Poetic justice is not the only pattern that the biblical literature discerns amid the apparent chaos of events. It is merely the most recurrent and arguably the most persistent voice arguing for a guiding hand behind history’s flow. Sometimes poetic justice is recognized and even articulated by the Bible’s least likely players.
Take Adoni-Bezek. The very definition of petty royalty, this early victim of Israel’s conquest of the land it was learning to call its own is remembered only because of his odd punishment and the colorful reflection it evoked.
When Judah attacked, the Lord gave the Canaanites and Perizzites into their hands and they struck down ten thousand men at Bezek.
So we are told early in the book of Judges. The language carefully underscores the claim that the land is YHWH’s gift to Israel, a framing of conquest that will occasion Israel’s blessing when recognized and her severest chastisement when amnesia trumps gratitude.

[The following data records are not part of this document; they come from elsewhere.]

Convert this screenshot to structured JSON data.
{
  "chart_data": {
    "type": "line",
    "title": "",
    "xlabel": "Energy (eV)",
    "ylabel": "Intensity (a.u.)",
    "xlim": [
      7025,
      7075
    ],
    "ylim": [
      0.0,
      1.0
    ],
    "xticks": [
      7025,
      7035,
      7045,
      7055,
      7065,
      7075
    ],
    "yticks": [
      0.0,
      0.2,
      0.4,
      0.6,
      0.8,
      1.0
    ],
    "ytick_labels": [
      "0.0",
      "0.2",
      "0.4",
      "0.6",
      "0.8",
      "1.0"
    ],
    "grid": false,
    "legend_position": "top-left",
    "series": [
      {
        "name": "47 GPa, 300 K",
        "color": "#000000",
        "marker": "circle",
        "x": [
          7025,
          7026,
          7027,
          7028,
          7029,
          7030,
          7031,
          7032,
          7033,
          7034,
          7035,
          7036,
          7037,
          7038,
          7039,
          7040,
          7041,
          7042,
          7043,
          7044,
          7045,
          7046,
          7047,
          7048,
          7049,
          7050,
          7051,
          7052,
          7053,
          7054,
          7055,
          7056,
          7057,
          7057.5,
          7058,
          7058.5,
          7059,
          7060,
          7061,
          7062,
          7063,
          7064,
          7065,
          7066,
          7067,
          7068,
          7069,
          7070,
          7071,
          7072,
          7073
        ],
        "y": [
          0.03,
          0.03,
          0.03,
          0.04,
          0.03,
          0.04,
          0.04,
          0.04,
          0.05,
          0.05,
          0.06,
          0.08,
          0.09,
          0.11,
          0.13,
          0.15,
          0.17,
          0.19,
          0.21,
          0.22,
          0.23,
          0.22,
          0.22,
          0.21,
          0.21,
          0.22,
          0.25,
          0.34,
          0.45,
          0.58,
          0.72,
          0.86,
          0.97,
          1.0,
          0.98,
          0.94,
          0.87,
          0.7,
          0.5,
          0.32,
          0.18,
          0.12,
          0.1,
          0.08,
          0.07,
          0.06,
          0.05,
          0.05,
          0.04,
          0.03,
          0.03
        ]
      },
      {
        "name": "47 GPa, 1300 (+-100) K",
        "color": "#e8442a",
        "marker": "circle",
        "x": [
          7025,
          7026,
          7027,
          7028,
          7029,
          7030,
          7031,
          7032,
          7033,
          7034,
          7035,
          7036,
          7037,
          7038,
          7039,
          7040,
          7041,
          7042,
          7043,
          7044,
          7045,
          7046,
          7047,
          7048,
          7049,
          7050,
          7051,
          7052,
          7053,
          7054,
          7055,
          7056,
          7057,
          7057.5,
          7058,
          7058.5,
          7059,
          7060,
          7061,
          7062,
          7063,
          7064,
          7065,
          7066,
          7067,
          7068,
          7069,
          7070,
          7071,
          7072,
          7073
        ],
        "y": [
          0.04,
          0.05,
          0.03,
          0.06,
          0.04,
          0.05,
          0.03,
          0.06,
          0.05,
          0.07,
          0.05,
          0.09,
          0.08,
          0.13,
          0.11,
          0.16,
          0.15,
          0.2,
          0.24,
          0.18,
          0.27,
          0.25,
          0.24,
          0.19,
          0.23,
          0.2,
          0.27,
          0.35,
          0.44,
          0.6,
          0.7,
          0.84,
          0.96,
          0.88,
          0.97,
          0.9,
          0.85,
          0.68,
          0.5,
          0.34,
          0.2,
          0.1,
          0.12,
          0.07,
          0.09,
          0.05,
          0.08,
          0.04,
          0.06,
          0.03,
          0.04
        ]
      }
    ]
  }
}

Adoni-Bezek would have been passed over un-named as just one of the chieftains that got thumped by Israel on its way to possession of the ‘promised land’, except for the detail that invading Judah cut off the man’s thumbs and big toes. In Hebrew, as in many languages, these two minor appendages are called by the same name. There may have been a symbolic element in their amputation, perhaps owing to the critical role played by the movable thumb in any human being’s ability to grasp and manipulate just about anything.
Adoni-Bezek comes to terms with his lost digits with remarkable equanimity.
‘Seventy kings with their thumbs and big toes cut off have picked up scraps’—awkwardly, one supposes—’under my table. Now God has paid me back for what I did to them.’
One final summary closes this Canaanite king’s cameo.
Then they brought him to Jerusalem, and he died there.
That the narrative reports this king’s verbal resignation to events and does not refute it suggests that the book’s plot respects and even affirms his interpretation of events. Justice has rung poetic by joining Adoni-Bezek to the ranks of the vanquished thumbless. As he reports, ‘God’—or perhaps the gods as he might have meant it—has done the thing.
The Hexateuch is both taciturn and resolute about what cannot be known. Witness Deuteronomy 29.29. Yet one is instructed here and throughout the Bible’s pages to observe patterns and, with due caution, to trace the movements of heaven’s hand in them.
Chaos is not only YHWH’s first adversary and humanity’s greatest terror. It is also, one might conclude, unnecessary.